Astrônomos registram a primeira medição da deformação de um exoplaneta com formato alongado

28 de Abril de 2026 às 10:29

Pesquisadores registraram a forma alongada do exoplaneta WASP-103b, resultante da gravidade de sua estrela. Situado a 1.225 anos-luz da Terra, o gigante gasoso completa a órbita em menos de 24 horas. A revista Astronomy & Astrophysics publicou a análise

Cientistas mediram, pela primeira vez, a deformação estrutural de um exoplaneta fora do Sistema Solar. O corpo celeste, chamado WASP-103b, apresenta um formato alongado, semelhante a uma bola de rúgbi ou de futebol americano, em vez da forma esférica comum à maioria dos planetas. A descoberta foi detalhada em estudo publicado na revista Astronomy & Astrophysics em 2022, após o planeta ter sido inicialmente descoberto em 2014.

Localizado a aproximadamente 1.225 anos-luz da Terra, o WASP-103b é classificado como um "Júpiter quente ultracurto". Essa categoria engloba gigantes gasosos que orbitam estrelas em distâncias extremamente reduzidas. No caso deste exoplaneta, a proximidade com sua estrela é 50 vezes menor do que a distância entre a Terra e o Sol, resultando em um ciclo orbital completo em menos de 24 horas.

A distorção do planeta é causada pelas forças de maré, resultantes da intensa gravidade da estrela hospedeira. Enquanto na Terra esse fenômeno influencia sutilmente as marés oceânicas via Lua, no WASP-103b o efeito é drástico e altera a própria geometria do corpo celeste. A estrela em questão é cerca de 200 graus mais quente e 1,7 vezes maior que o Sol, o que, somado à proximidade, gera temperaturas elevadas que mantêm o planeta inflado e predominantemente gasoso.

A confirmação do formato alongado foi obtida por meio do método de trânsito, utilizando dados combinados de três telescópios espaciais. Os instrumentos analisaram as variações de luminosidade da estrela no momento em que o planeta passava à sua frente, permitindo a reconstrução precisa de sua forma. Para Babatunde Akinsanmi, coautor da pesquisa, a medição da deformação após a observação de múltiplos trânsitos representa um marco científico.

A análise da estrutura do WASP-103b permite inferir detalhes sobre sua composição interna e como a atmosfera se expande sob condições extremas. Yann Alibert pontuou que, embora a existência de marés intensas fosse prevista, a confirmação técnica era inédita. Monika Lendl destacou que esses dados permitem comparar gigantes gasosos extremos com os do Sistema Solar, ampliando a compreensão sobre diferenças estruturais.

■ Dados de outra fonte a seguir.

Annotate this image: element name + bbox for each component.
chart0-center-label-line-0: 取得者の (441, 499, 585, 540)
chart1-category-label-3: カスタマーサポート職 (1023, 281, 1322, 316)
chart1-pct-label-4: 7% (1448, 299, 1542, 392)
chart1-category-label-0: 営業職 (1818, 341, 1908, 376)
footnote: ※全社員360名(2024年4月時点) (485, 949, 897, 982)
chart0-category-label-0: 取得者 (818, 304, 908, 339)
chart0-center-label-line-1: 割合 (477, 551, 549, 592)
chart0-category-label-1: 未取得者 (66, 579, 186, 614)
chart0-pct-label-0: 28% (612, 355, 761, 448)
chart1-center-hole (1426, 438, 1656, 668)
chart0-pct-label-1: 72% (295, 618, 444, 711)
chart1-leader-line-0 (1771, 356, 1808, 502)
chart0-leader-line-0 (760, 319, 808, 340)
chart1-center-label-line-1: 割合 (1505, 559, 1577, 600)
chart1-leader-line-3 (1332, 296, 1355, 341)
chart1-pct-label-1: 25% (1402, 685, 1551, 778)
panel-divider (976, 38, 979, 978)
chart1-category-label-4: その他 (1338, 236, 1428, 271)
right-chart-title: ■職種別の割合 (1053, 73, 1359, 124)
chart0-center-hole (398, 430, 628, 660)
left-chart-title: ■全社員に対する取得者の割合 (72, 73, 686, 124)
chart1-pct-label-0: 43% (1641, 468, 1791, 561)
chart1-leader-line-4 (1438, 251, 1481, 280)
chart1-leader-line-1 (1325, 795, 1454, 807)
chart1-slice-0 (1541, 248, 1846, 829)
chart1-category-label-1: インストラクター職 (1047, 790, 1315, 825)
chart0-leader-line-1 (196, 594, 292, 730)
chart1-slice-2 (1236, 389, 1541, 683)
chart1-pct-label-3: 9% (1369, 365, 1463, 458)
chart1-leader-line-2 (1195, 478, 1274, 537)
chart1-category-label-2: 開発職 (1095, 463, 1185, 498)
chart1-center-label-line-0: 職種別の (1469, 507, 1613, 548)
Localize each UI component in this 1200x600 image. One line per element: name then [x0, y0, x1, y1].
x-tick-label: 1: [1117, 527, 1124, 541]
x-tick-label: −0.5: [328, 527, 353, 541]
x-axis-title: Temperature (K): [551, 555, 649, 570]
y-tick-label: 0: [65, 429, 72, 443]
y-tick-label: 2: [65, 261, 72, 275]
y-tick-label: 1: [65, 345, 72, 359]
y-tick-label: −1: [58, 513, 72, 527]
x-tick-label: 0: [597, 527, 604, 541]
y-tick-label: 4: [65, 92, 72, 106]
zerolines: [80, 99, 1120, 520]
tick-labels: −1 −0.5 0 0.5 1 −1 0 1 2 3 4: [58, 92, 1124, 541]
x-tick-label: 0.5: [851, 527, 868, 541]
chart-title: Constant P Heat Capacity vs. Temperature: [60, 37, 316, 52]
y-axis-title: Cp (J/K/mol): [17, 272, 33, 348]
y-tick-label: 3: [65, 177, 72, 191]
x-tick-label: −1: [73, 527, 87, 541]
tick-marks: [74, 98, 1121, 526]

Apesar do avanço, o exoplaneta apresenta um comportamento atípico: ao contrário de outros corpos massivos em órbitas curtas que tendem a ser engolidos por suas estrelas, as medições sugerem que o WASP-103b pode estar se afastando de seu centro orbital. Embora existam outros casos de deformação, como o do exoplaneta WASP-121b, a precisão dos dados obtidos no WASP-103b é considerada um avanço significativo para a astrofísica.